Many operators look at a shuttered restaurant and see a doomed site. But for The Greene Turtle Sports Bar & Grille, converting vacant former restaurants has resulted in locations with sales trending more than a million dollars over the system average.
“Restaurants close for many reasons other than a poor location,” says Tom Finn, vice president of franchise development for the 37-unit, eastern U.S. casual-dining chain, based in Hanover, Maryland. “Sometimes a high-performing unit in a low-performing chain closes when the entire chain goes out of business. Other times a brand that has been on a site for 20 or more years relocates or simply runs its course. And still other restaurants simply did not survive the economic downturn of 2008.”
Conversion-deal metrics vary greatly depending on the particular property, Finn notes. For instance, some buildings are available at the lower range of the chain’s average cost estimates, while others can cost the same as a ground-up build. But, says Finn, even the ones that cost as much as building from the ground up can be a good deal when they are located in areas where finding the right real estate to build on is difficult if not impossible.

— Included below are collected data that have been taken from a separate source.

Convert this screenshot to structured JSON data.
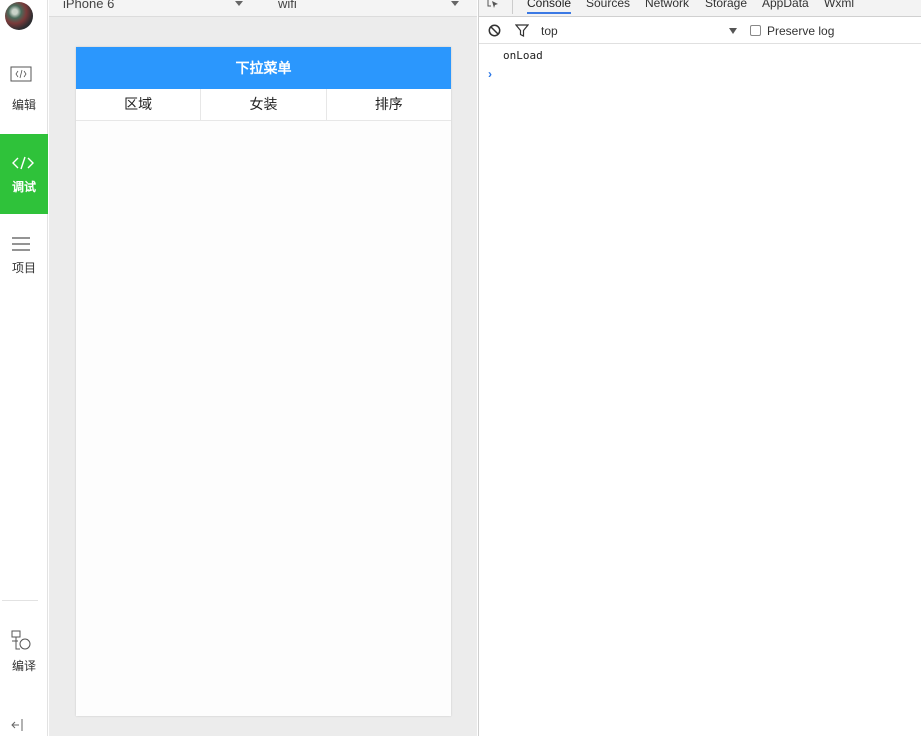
{
  "rail": {
    "items": [
      {
        "label": "编辑",
        "icon": "code-window-icon"
      },
      {
        "label": "调试",
        "icon": "code-icon"
      },
      {
        "label": "项目",
        "icon": "menu-lines-icon"
      },
      {
        "label": "编译",
        "icon": "compile-icon"
      }
    ],
    "active_color": "#2fc23a"
  },
  "simulator": {
    "device": "iPhone 6",
    "network": "wifi",
    "navbar_title": "下拉菜单",
    "navbar_color": "#2b97fd",
    "menu": [
      "区域",
      "女装",
      "排序"
    ]
  },
  "devtools": {
    "tabs": [
      "Console",
      "Sources",
      "Network",
      "Storage",
      "AppData",
      "Wxml"
    ],
    "active_tab": "Console",
    "context": "top",
    "preserve_log_label": "Preserve log",
    "preserve_log_checked": false,
    "console_lines": [
      "onLoad"
    ],
    "prompt": "›"
  }
}
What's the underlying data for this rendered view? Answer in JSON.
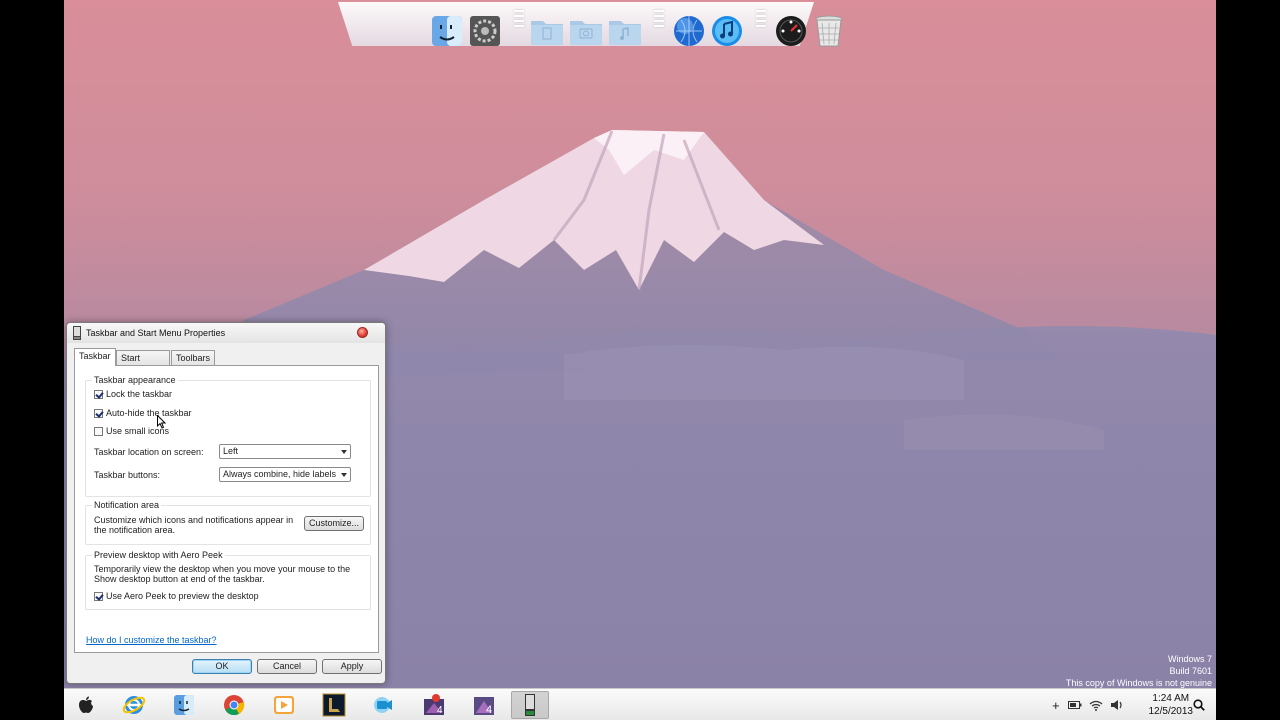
{
  "dock": {
    "icons": [
      "finder-icon",
      "system-preferences-icon",
      "documents-folder-icon",
      "pictures-folder-icon",
      "music-folder-icon",
      "globe-icon",
      "itunes-icon",
      "dashboard-icon",
      "trash-icon"
    ]
  },
  "dialog": {
    "title": "Taskbar and Start Menu Properties",
    "tabs": [
      "Taskbar",
      "Start Menu",
      "Toolbars"
    ],
    "appearance": {
      "group_title": "Taskbar appearance",
      "lock": "Lock the taskbar",
      "autohide": "Auto-hide the taskbar",
      "small_icons": "Use small icons",
      "location_label": "Taskbar location on screen:",
      "location_value": "Left",
      "buttons_label": "Taskbar buttons:",
      "buttons_value": "Always combine, hide labels"
    },
    "notification": {
      "group_title": "Notification area",
      "text": "Customize which icons and notifications appear in the notification area.",
      "customize": "Customize..."
    },
    "aero": {
      "group_title": "Preview desktop with Aero Peek",
      "text": "Temporarily view the desktop when you move your mouse to the Show desktop button at end of the taskbar.",
      "checkbox": "Use Aero Peek to preview the desktop"
    },
    "help_link": "How do I customize the taskbar?",
    "ok": "OK",
    "cancel": "Cancel",
    "apply": "Apply"
  },
  "taskbar": {
    "items": [
      "apple-icon",
      "internet-explorer-icon",
      "finder-icon",
      "chrome-icon",
      "media-player-icon",
      "league-of-legends-icon",
      "facetime-icon",
      "app-4-icon",
      "app-4b-icon",
      "taskbar-properties-icon"
    ],
    "tray_icons": [
      "plus-icon",
      "battery-icon",
      "wifi-icon",
      "volume-icon"
    ],
    "time": "1:24 AM",
    "date": "12/5/2013"
  },
  "watermark": {
    "line1": "Windows 7",
    "line2": "Build 7601",
    "line3": "This copy of Windows is not genuine"
  }
}
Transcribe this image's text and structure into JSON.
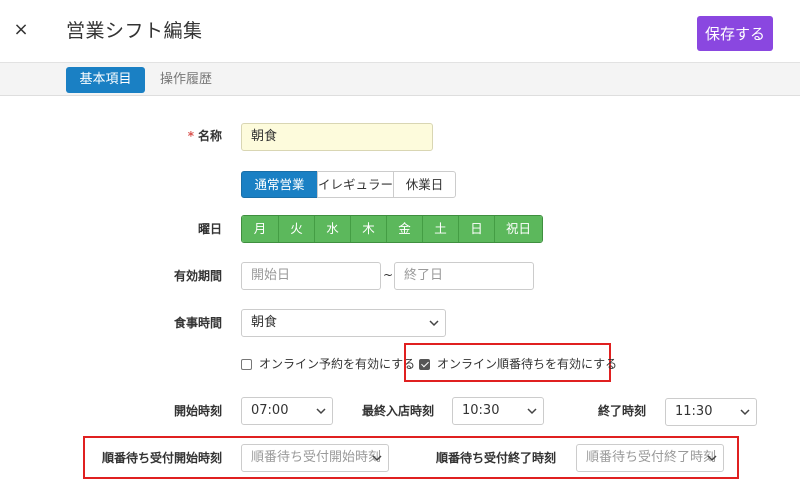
{
  "header": {
    "close_icon": "×",
    "title": "営業シフト編集",
    "save_label": "保存する"
  },
  "tabs": [
    {
      "label": "基本項目",
      "active": true
    },
    {
      "label": "操作履歴",
      "active": false
    }
  ],
  "form": {
    "name": {
      "required_mark": "*",
      "label": "名称",
      "value": "朝食"
    },
    "business_type": {
      "options": [
        "通常営業",
        "イレギュラー",
        "休業日"
      ],
      "selected": "通常営業"
    },
    "weekday": {
      "label": "曜日",
      "days": [
        "月",
        "火",
        "水",
        "木",
        "金",
        "土",
        "日",
        "祝日"
      ]
    },
    "period": {
      "label": "有効期間",
      "start_placeholder": "開始日",
      "separator": "~",
      "end_placeholder": "終了日"
    },
    "meal_time": {
      "label": "食事時間",
      "value": "朝食"
    },
    "online_reservation": {
      "label": "オンライン予約を有効にする",
      "checked": false
    },
    "online_queue": {
      "label": "オンライン順番待ちを有効にする",
      "checked": true
    },
    "start_time": {
      "label": "開始時刻",
      "value": "07:00"
    },
    "last_entry_time": {
      "label": "最終入店時刻",
      "value": "10:30"
    },
    "end_time": {
      "label": "終了時刻",
      "value": "11:30"
    },
    "queue_start": {
      "label": "順番待ち受付開始時刻",
      "placeholder": "順番待ち受付開始時刻"
    },
    "queue_end": {
      "label": "順番待ち受付終了時刻",
      "placeholder": "順番待ち受付終了時刻"
    }
  },
  "colors": {
    "primary_purple": "#8a47e0",
    "tab_blue": "#1a80c4",
    "day_green": "#5cb85c",
    "highlight_red": "#e02020",
    "name_input_bg": "#fdfbdc"
  }
}
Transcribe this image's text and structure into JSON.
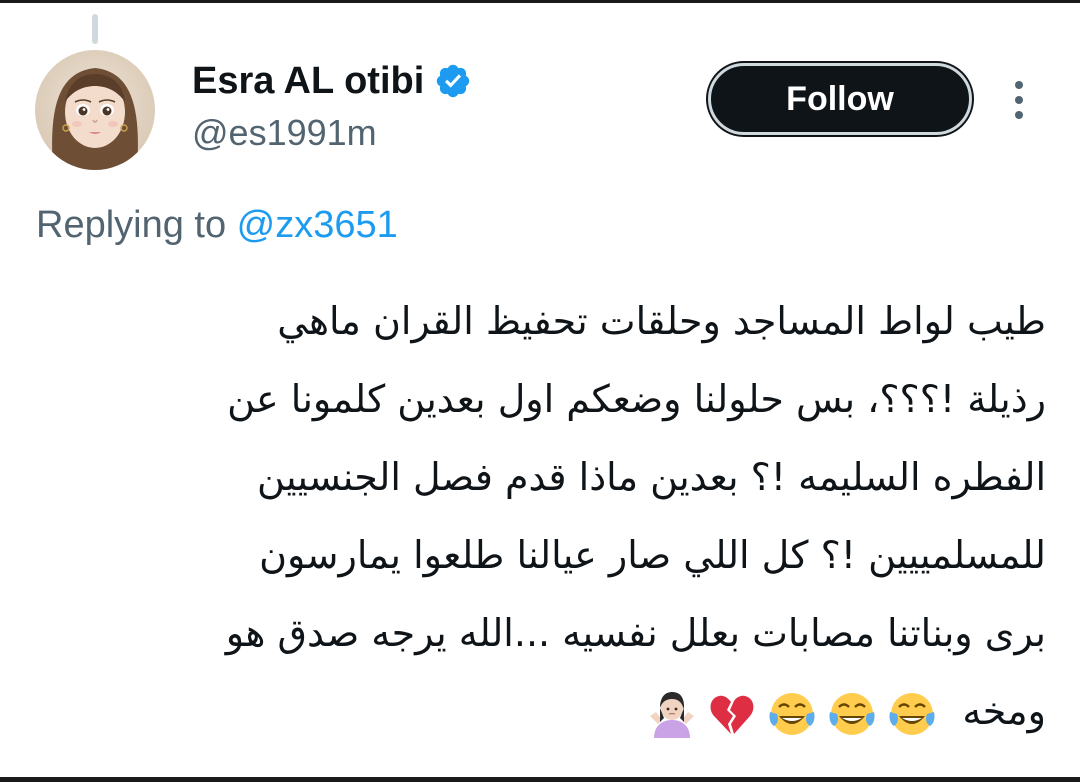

The Greene Turtle purchases some of the former restaurant spaces and leases others, but leases are typically long-term.
“If we are certain about the volume opportunity, we think we have a better chance of success even if the initial costs are higher,” he says.
Another advantage of conversion is that many times the basic kitchen—or at least kitchen fixtures—are already in place, which eliminates the need for heavy mechanical and plumbing work. But, he cautions, this is not true all of the time.
“Opening in a former restaurant site is like buying an old house: you have to be very careful,” Finn advises. “However, for The Greene Turtle the marketplace is always the first priority and the building is [secondary].”
Acquiring a former restaurant space may also be advantageous because existing restaurant facilities have typically already cleared the path through local zoning and negotiated the municipality restaurant and liquor licenses. Some communities, Finn observes, may not want a restaurant or bar to open and so they create obstacles to delay building or opening.
Once-popular restaurant sites can also be a source of ready-made customers. That’s what sibling franchisees John and Jeff Froccaro found when they converted a former casual-dining restaurant site in Franklin Square on Long Island into a Greene Turtle last summer.
“The community was actually waiting for them to open,” Finn says. “People were excited about being able to come to a neighborhood restaurant again.” The franchisees are actively seeking other conversion opportunities for the additional nine Greene Turtle units they are planning to open on Long Island.
Finn points out that The Greene Turtle is able to take advantage of many conversion opportunities because of its flexible format and its appeal to a broad demographic base that ranges from young Millennials to Baby Boomers, and from families to couples to individual diners who just want to watch a game at the bar. Over the past five years, The Greene Turtle has converted eight restaurant locations and plans to continue looking for more.